425 profiles x 60 seconds per profile = Over 7 hours looking at LinkedIn profiles.
That’s nearly an entire day just actively looking for people to line up for interviews. That doesn’t even take into account the time you’ll need to spend reaching out to candidates, setting up interviews, interviewing, callbacks and negotiating salary and benefits.
Negotiating salary is no small feat when you’re using LinkedIn either. With a recruiter, the candidate will have expressed salary requirements already and your job posting will come with a salary range in mind. With LinkedIn, you don’t even get close to that level of information.
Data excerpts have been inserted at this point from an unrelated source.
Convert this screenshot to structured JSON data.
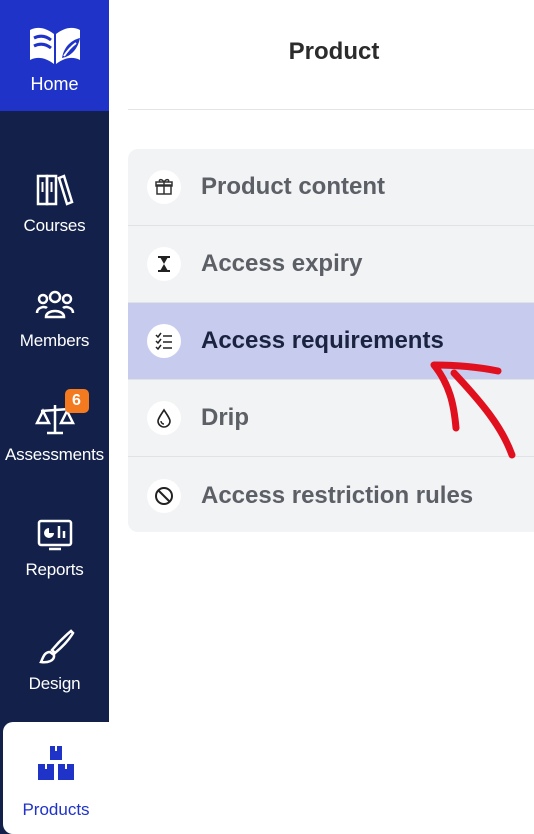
{
  "sidebar": {
    "home": {
      "label": "Home",
      "icon": "book-leaf-logo-icon"
    },
    "items": [
      {
        "label": "Courses",
        "icon": "books-icon"
      },
      {
        "label": "Members",
        "icon": "members-icon"
      },
      {
        "label": "Assessments",
        "icon": "scales-icon",
        "badge": "6"
      },
      {
        "label": "Reports",
        "icon": "reports-icon"
      },
      {
        "label": "Design",
        "icon": "brush-icon"
      },
      {
        "label": "Products",
        "icon": "boxes-icon",
        "active": true
      }
    ]
  },
  "header": {
    "title": "Product"
  },
  "menu": {
    "items": [
      {
        "label": "Product content",
        "icon": "gift-box-icon"
      },
      {
        "label": "Access expiry",
        "icon": "hourglass-icon"
      },
      {
        "label": "Access requirements",
        "icon": "checklist-icon",
        "selected": true
      },
      {
        "label": "Drip",
        "icon": "droplet-icon"
      },
      {
        "label": "Access restriction rules",
        "icon": "no-entry-icon"
      }
    ]
  },
  "annotation": {
    "icon": "red-arrow-icon",
    "color": "#e0101f"
  },
  "colors": {
    "sidebar": "#13214a",
    "accent": "#1f33c8",
    "selected_row": "#c7ccee",
    "badge": "#f47a1f"
  }
}
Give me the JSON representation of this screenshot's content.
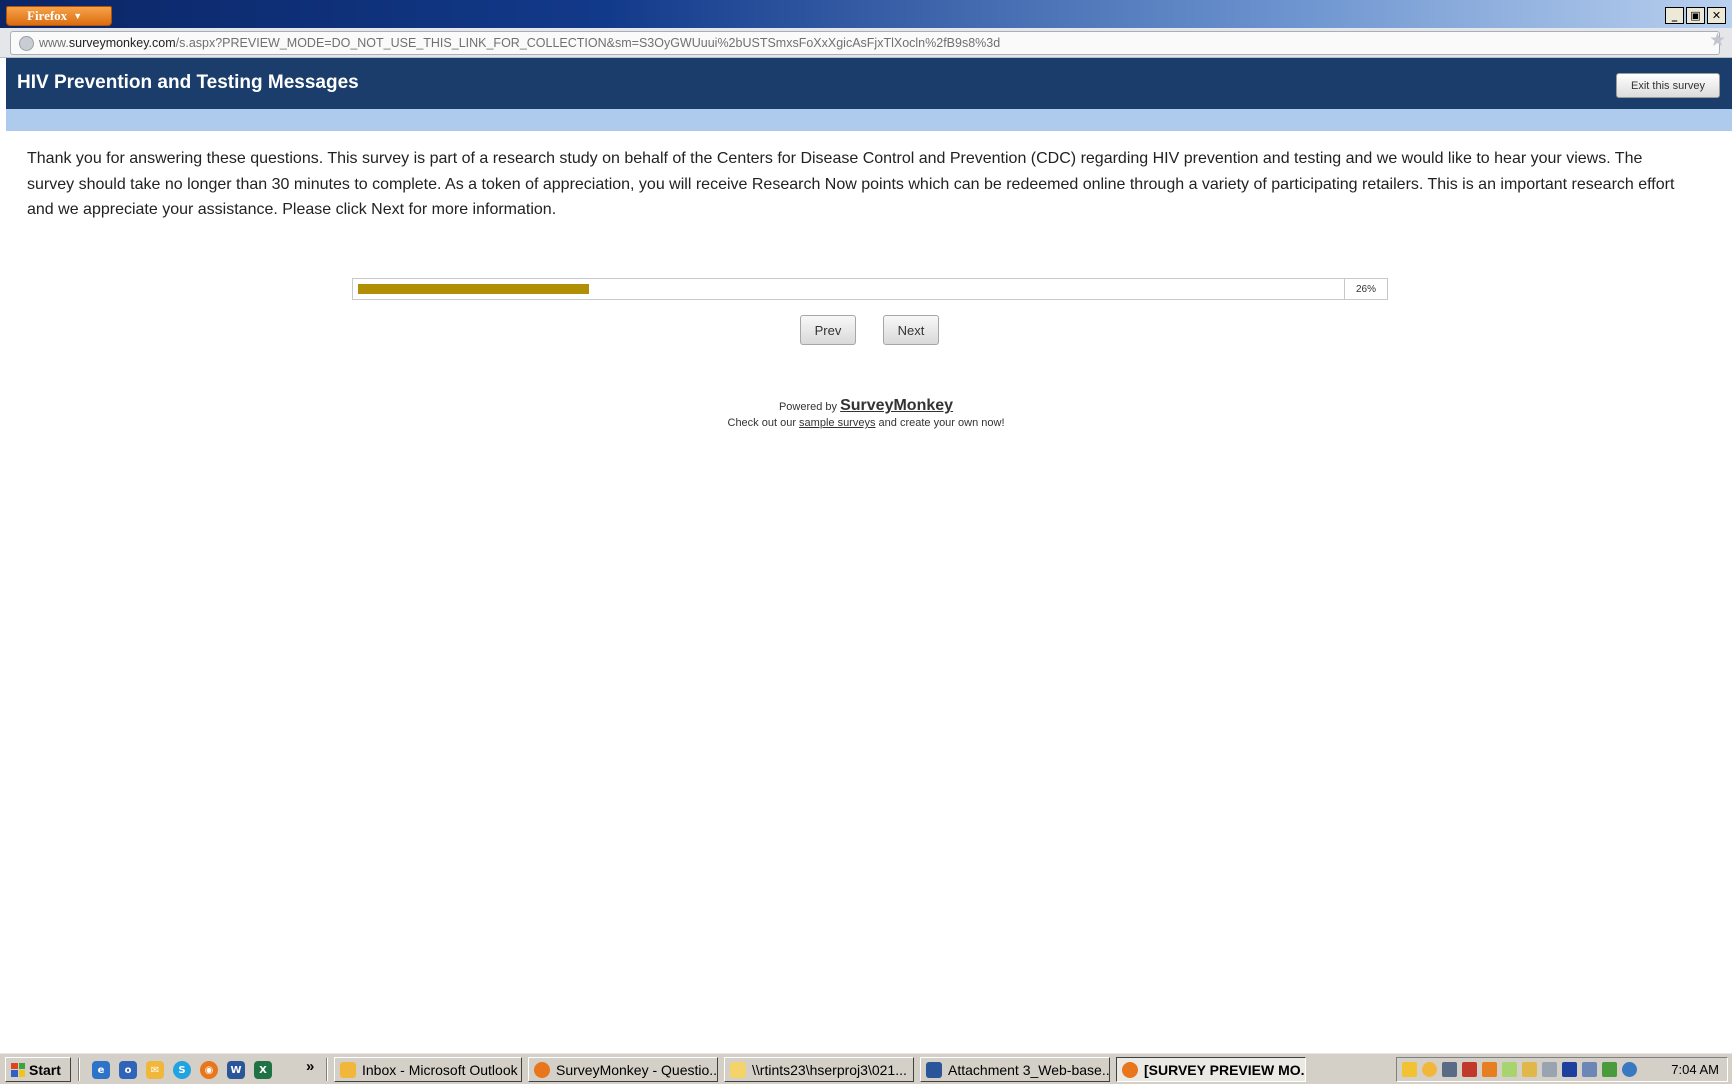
{
  "browser": {
    "menu_label": "Firefox",
    "url_prefix": "www.",
    "url_domain": "surveymonkey.com",
    "url_path": "/s.aspx?PREVIEW_MODE=DO_NOT_USE_THIS_LINK_FOR_COLLECTION&sm=S3OyGWUuui%2bUSTSmxsFoXxXgicAsFjxTlXocln%2fB9s8%3d",
    "window_controls": {
      "minimize": "_",
      "restore": "▣",
      "close": "✕"
    }
  },
  "survey": {
    "title": "HIV Prevention and Testing Messages",
    "exit_label": "Exit this survey",
    "intro": "Thank you for answering these questions. This survey is part of a research study on behalf of the Centers for Disease Control and Prevention (CDC) regarding HIV prevention and testing and we would like to hear your views. The survey should take no longer than 30 minutes to complete. As a token of appreciation, you will receive Research Now points which can be redeemed online through a variety of participating retailers. This is an important research effort and we appreciate your assistance. Please click Next for more information.",
    "progress_label": "26%",
    "progress_fraction": 0.235,
    "prev_label": "Prev",
    "next_label": "Next",
    "powered_by": "Powered by",
    "brand": "SurveyMonkey",
    "checkout_prefix": "Check out our",
    "checkout_link": "sample surveys",
    "checkout_suffix": "and create your own now!"
  },
  "taskbar": {
    "start_label": "Start",
    "quick_chevron": "»",
    "quick_launch": [
      "internet-explorer-icon",
      "outlook-icon",
      "mail-icon",
      "skype-icon",
      "firefox-icon",
      "word-icon",
      "excel-icon"
    ],
    "tasks": [
      {
        "label": "Inbox - Microsoft Outlook",
        "icon": "outlook-icon",
        "active": false
      },
      {
        "label": "SurveyMonkey - Questio...",
        "icon": "firefox-icon",
        "active": false
      },
      {
        "label": "\\\\rtints23\\hserproj3\\021...",
        "icon": "folder-icon",
        "active": false
      },
      {
        "label": "Attachment 3_Web-base...",
        "icon": "word-icon",
        "active": false
      },
      {
        "label": "[SURVEY PREVIEW MO...",
        "icon": "firefox-icon",
        "active": true
      }
    ],
    "clock": "7:04 AM"
  },
  "colors": {
    "header": "#1b3d6b",
    "band": "#aecaed",
    "progress_fill": "#b08f05",
    "firefox_orange": "#e8761c"
  }
}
Here’s what you’ll gather when a candidate responds to your job post:
- Candidate Name
- Candidate Headline
- Current Employment Job Title (No details, just title)
- Past Employment Job Titles (No details, just title)
- Names of colleges or universities the candidate attended
- How many people have recommended the candidate (No details, just the number)
- Common LinkedIn connections
- Candidate’s E-mail address and phone number
Not a lot to go on when you’re trying to identify the next leader in your organization.
If you’re performing an executive search, the process is even more difficult. Leaders in other companies have to be very careful pursuing a job through a public forum like LinkedIn. If someone on their board sees them updating their profile to express interest in other opportunities, they could be risking their standing in their current organization. There is also too much information that needs to be gleaned when considering a leadership role for someone to risk their position for a cold call. This means that recruiters, traditional networking and referrals are still the preferred methods for finding executives who are looking to make a move.
The most important aspect that is missing from LinkedIn recruiting is far less tangible. Changing careers is a life-altering decision and candidates want to have a personal point of contact that will listen, resolve any issues they have with the offer and look for solutions to any holdups. If a candidate has any reservations during a strictly online recruiting process, it’s easy to simply stop responding and move on. With a personal connection like a recruiter, those reservations can become small bumps in the process instead of complete derailments. Hiring has always been about relationships, and when you take away the personal component you’ll find candidates are a lot less committed to the process. Think of all the time you will have wasted if the candidate you’re targeting backs out at the last minute with little to no warning.
LinkedIn and other social channels should certainly be a part of your recruiting efforts, but as you can see, there are many aspects of the process where social media can be more time consuming and challenging than traditional methods. By incorporating LinkedIn and other online efforts with traditional recruiting channels, your reach will be much wider, without the wasted time and resources.